U.S. Senators Ron Wyden, D-Ore., and Sheldon Whitehouse, D-R.I., were joined by 27 other senators today in urging the president limit anonymous political spending in elections by requiring new transparency for previously secret campaign contributions.

In a letter to President Barack Obama, the senators called on the president to issue a final Executive Order to require federal contractors to disclose their political donations before submitting bids for government work.

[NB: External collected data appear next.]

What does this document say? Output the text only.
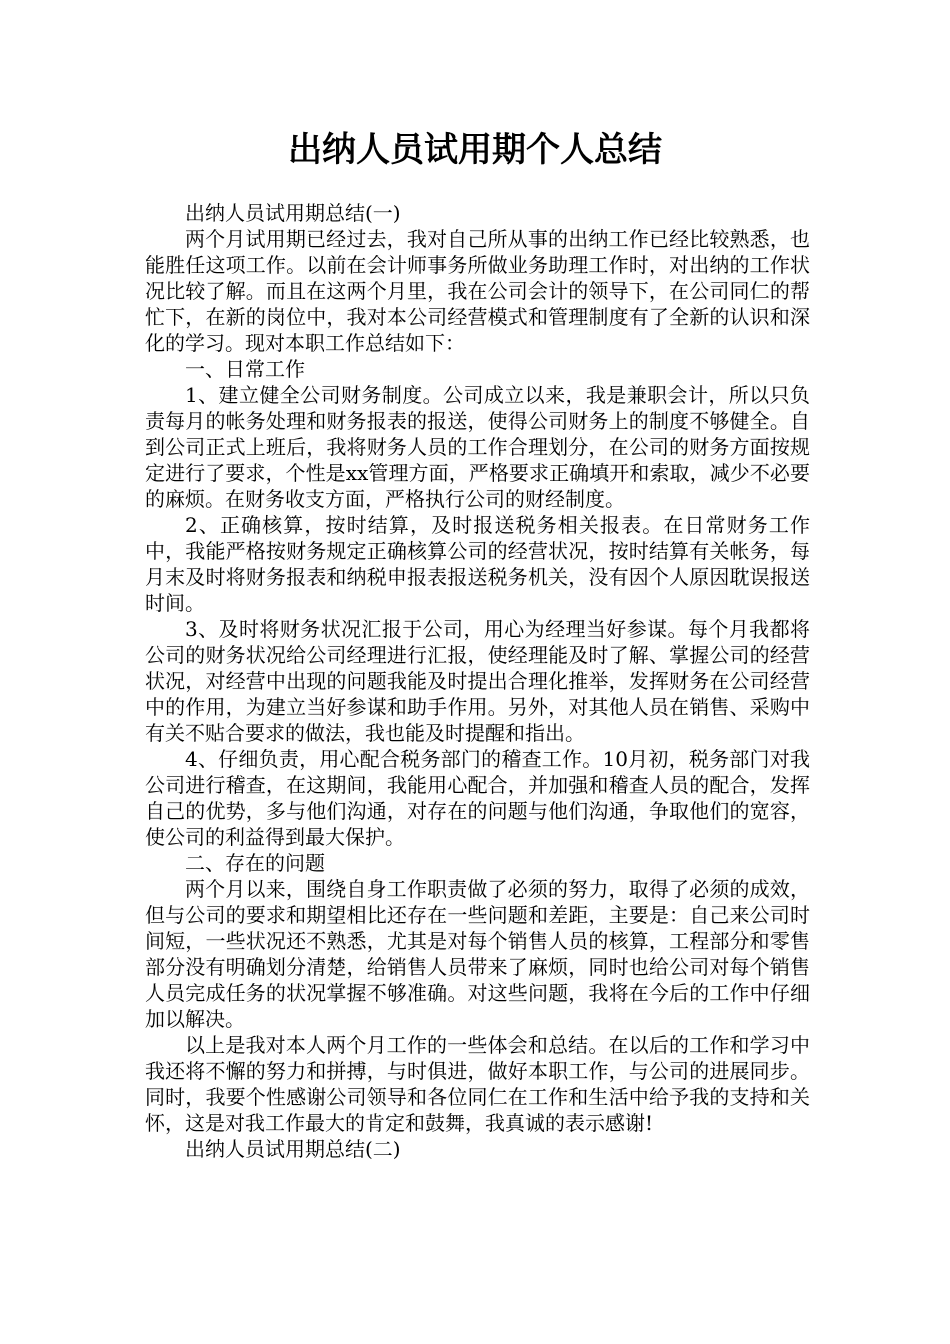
出纳人员试用期个人总结

出纳人员试用期总结(一)

两个月试用期已经过去，我对自己所从事的出纳工作已经比较熟悉，也能胜任这项工作。以前在会计师事务所做业务助理工作时，对出纳的工作状况比较了解。而且在这两个月里，我在公司会计的领导下，在公司同仁的帮忙下，在新的岗位中，我对本公司经营模式和管理制度有了全新的认识和深化的学习。现对本职工作总结如下：

一、日常工作

1、建立健全公司财务制度。公司成立以来，我是兼职会计，所以只负责每月的帐务处理和财务报表的报送，使得公司财务上的制度不够健全。自到公司正式上班后，我将财务人员的工作合理划分，在公司的财务方面按规定进行了要求，个性是xx管理方面，严格要求正确填开和索取，减少不必要的麻烦。在财务收支方面，严格执行公司的财经制度。

2、正确核算，按时结算，及时报送税务相关报表。在日常财务工作中，我能严格按财务规定正确核算公司的经营状况，按时结算有关帐务，每月末及时将财务报表和纳税申报表报送税务机关，没有因个人原因耽误报送时间。

3、及时将财务状况汇报于公司，用心为经理当好参谋。每个月我都将公司的财务状况给公司经理进行汇报，使经理能及时了解、掌握公司的经营状况，对经营中出现的问题我能及时提出合理化推举，发挥财务在公司经营中的作用，为建立当好参谋和助手作用。另外，对其他人员在销售、采购中有关不贴合要求的做法，我也能及时提醒和指出。

4、仔细负责，用心配合税务部门的稽查工作。10月初，税务部门对我公司进行稽查，在这期间，我能用心配合，并加强和稽查人员的配合，发挥自己的优势，多与他们沟通，对存在的问题与他们沟通，争取他们的宽容，使公司的利益得到最大保护。

二、存在的问题

两个月以来，围绕自身工作职责做了必须的努力，取得了必须的成效，但与公司的要求和期望相比还存在一些问题和差距，主要是：自己来公司时间短，一些状况还不熟悉，尤其是对每个销售人员的核算，工程部分和零售部分没有明确划分清楚，给销售人员带来了麻烦，同时也给公司对每个销售人员完成任务的状况掌握不够准确。对这些问题，我将在今后的工作中仔细加以解决。

以上是我对本人两个月工作的一些体会和总结。在以后的工作和学习中我还将不懈的努力和拼搏，与时俱进，做好本职工作，与公司的进展同步。同时，我要个性感谢公司领导和各位同仁在工作和生活中给予我的支持和关怀，这是对我工作最大的肯定和鼓舞，我真诚的表示感谢!

出纳人员试用期总结(二)
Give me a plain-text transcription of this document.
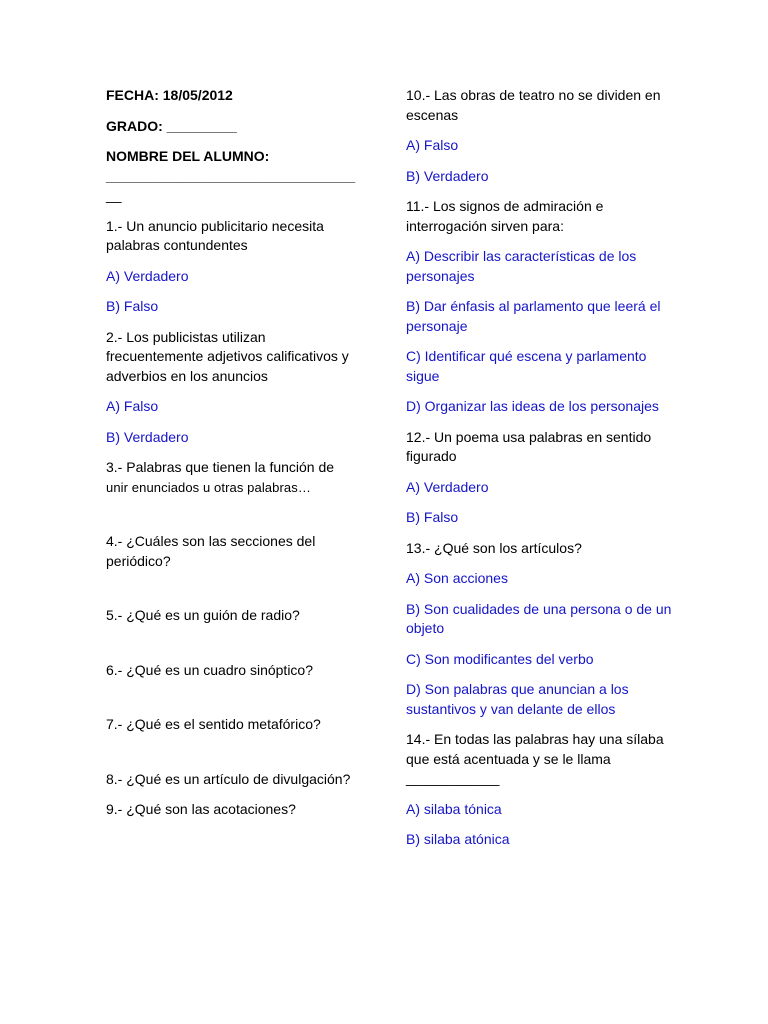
FECHA: 18/05/2012

GRADO: _________

NOMBRE DEL ALUMNO:
________________________________

__

1.- Un anuncio publicitario necesita palabras contundentes

A) Verdadero

B) Falso

2.- Los publicistas utilizan frecuentemente adjetivos calificativos y adverbios en los anuncios

A) Falso

B) Verdadero

3.- Palabras que tienen la función de
unir enunciados u otras palabras…

4.- ¿Cuáles son las secciones del periódico?

5.- ¿Qué es un guión de radio?

6.- ¿Qué es un cuadro sinóptico?

7.- ¿Qué es el sentido metafórico?

8.- ¿Qué es un artículo de divulgación?

9.- ¿Qué son las acotaciones?

10.- Las obras de teatro no se dividen en escenas

A) Falso

B) Verdadero

11.- Los signos de admiración e interrogación sirven para:

A) Describir las características de los personajes

B) Dar énfasis al parlamento que leerá el personaje

C) Identificar qué escena y parlamento sigue

D) Organizar las ideas de los personajes

12.- Un poema usa palabras en sentido figurado

A) Verdadero

B) Falso

13.- ¿Qué son los artículos?

A) Son acciones

B) Son cualidades de una persona o de un objeto

C) Son modificantes del verbo

D) Son palabras que anuncian a los sustantivos y van delante de ellos

14.- En todas las palabras hay una sílaba que está acentuada y se le llama
____________

A) silaba tónica

B) silaba atónica
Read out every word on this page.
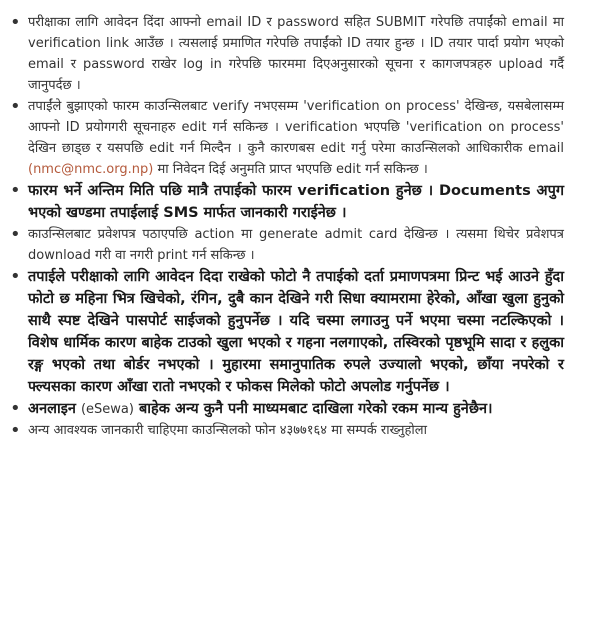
• परीक्षाका लागि आवेदन दिंदा आफ्नो email ID र password सहित SUBMIT गरेपछि तपाईंको email मा verification link आउँछ । त्यसलाई प्रमाणित गरेपछि तपाईंको ID तयार हुन्छ । ID तयार पार्दा प्रयोग भएको email र password राखेर log in गरेपछि फारममा दिएअनुसारको सूचना र कागजपत्रहरु upload गर्दै जानुपर्दछ ।
• तपाईंले बुझाएको फारम काउन्सिलबाट verify नभएसम्म 'verification on process' देखिन्छ, यसबेलासम्म आफ्नो ID प्रयोगगरी सूचनाहरु edit गर्न सकिन्छ । verification भएपछि 'verification on process' देखिन छाड्छ र यसपछि edit गर्न मिल्दैन । कुनै कारणबस edit गर्नु परेमा काउन्सिलको आधिकारीक email (nmc@nmc.org.np) मा निवेदन दिई अनुमति प्राप्त भएपछि edit गर्न सकिन्छ ।
• फारम भर्ने अन्तिम मिति पछि मात्रै तपाईको फारम verification हुनेछ । Documents अपुग भएको खण्डमा तपाईलाई SMS मार्फत जानकारी गराईनेछ ।
• काउन्सिलबाट प्रवेशपत्र पठाएपछि action मा generate admit card देखिन्छ । त्यसमा थिचेर प्रवेशपत्र download गरी वा नगरी print गर्न सकिन्छ ।
• तपाईले परीक्षाको लागि आवेदन दिदा राखेको फोटो नै तपाईको दर्ता प्रमाणपत्रमा प्रिन्ट भई आउने हुँदा फोटो छ महिना भित्र खिचेको, रंगिन, दुबै कान देखिने गरी सिधा क्यामरामा हेरेको, आँखा खुला हुनुको साथै स्पष्ट देखिने पासपोर्ट साईजको हुनुपर्नेछ । यदि चस्मा लगाउनु पर्ने भएमा चस्मा नटल्किएको । विशेष धार्मिक कारण बाहेक टाउको खुला भएको र गहना नलगाएको, तस्विरको पृष्ठभूमि सादा र हलुका रङ्ग भएको तथा बोर्डर नभएको । मुहारमा समानुपातिक रुपले उज्यालो भएको, छाँया नपरेको र फ्ल्यसका कारण आँखा रातो नभएको र फोकस मिलेको फोटो अपलोड गर्नुपर्नेछ ।
• अनलाइन (eSewa) बाहेक अन्य कुनै पनी माध्यमबाट दाखिला गरेको रकम मान्य हुनेछैन।
• अन्य आवश्यक जानकारी चाहिएमा काउन्सिलको फोन ४३७७१६४ मा सम्पर्क राख्नुहोला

The administration released a draft Executive Order five years ago, but has not finalized it.

"Citizens and voters of all political stripes realize that shadowy groups are anonymously collecting and spending vast sums on political advertisements and threatening our democracy," the senators wrote in the letter.

"This type of disclosure is a modest step that would expose an especially troubling type of secret money: campaign contributions that have the potential to influence government contracting practices," they also wrote. "As corporations spend more money on politics, it is vital to the integrity of the federal contracting system for the public to be able to see that their tax dollars are being allocated by merit and not to those seeking to engage in "pay to play" practices."

The senators sent the letter after congressional leaders included a provision in the end-of-year spending bill that blocks the Internal Revenue Service from issuing new rules to reign in anonymous campaign contributions. That law also prohibits the Securities and Exchange Commission from finalizing a regulation that would require public corporations to disclose their political donations.

Both Wyden and Whitehouse have long championed efforts to bring more transparency to political spending. In 2002, Wyden wrote the "Stand By Your Ad" law that was included in the Bipartisan Campaign Reform Act that requires leaders of corporations, unions and other organizations to identify that they are behind political ads. Whitehouse is the lead sponsor of the DISCLOSE Act, which would require political groups to list publicly their spending and large donors, and previously authored two similar letters to the Obama Administration requesting an executive order.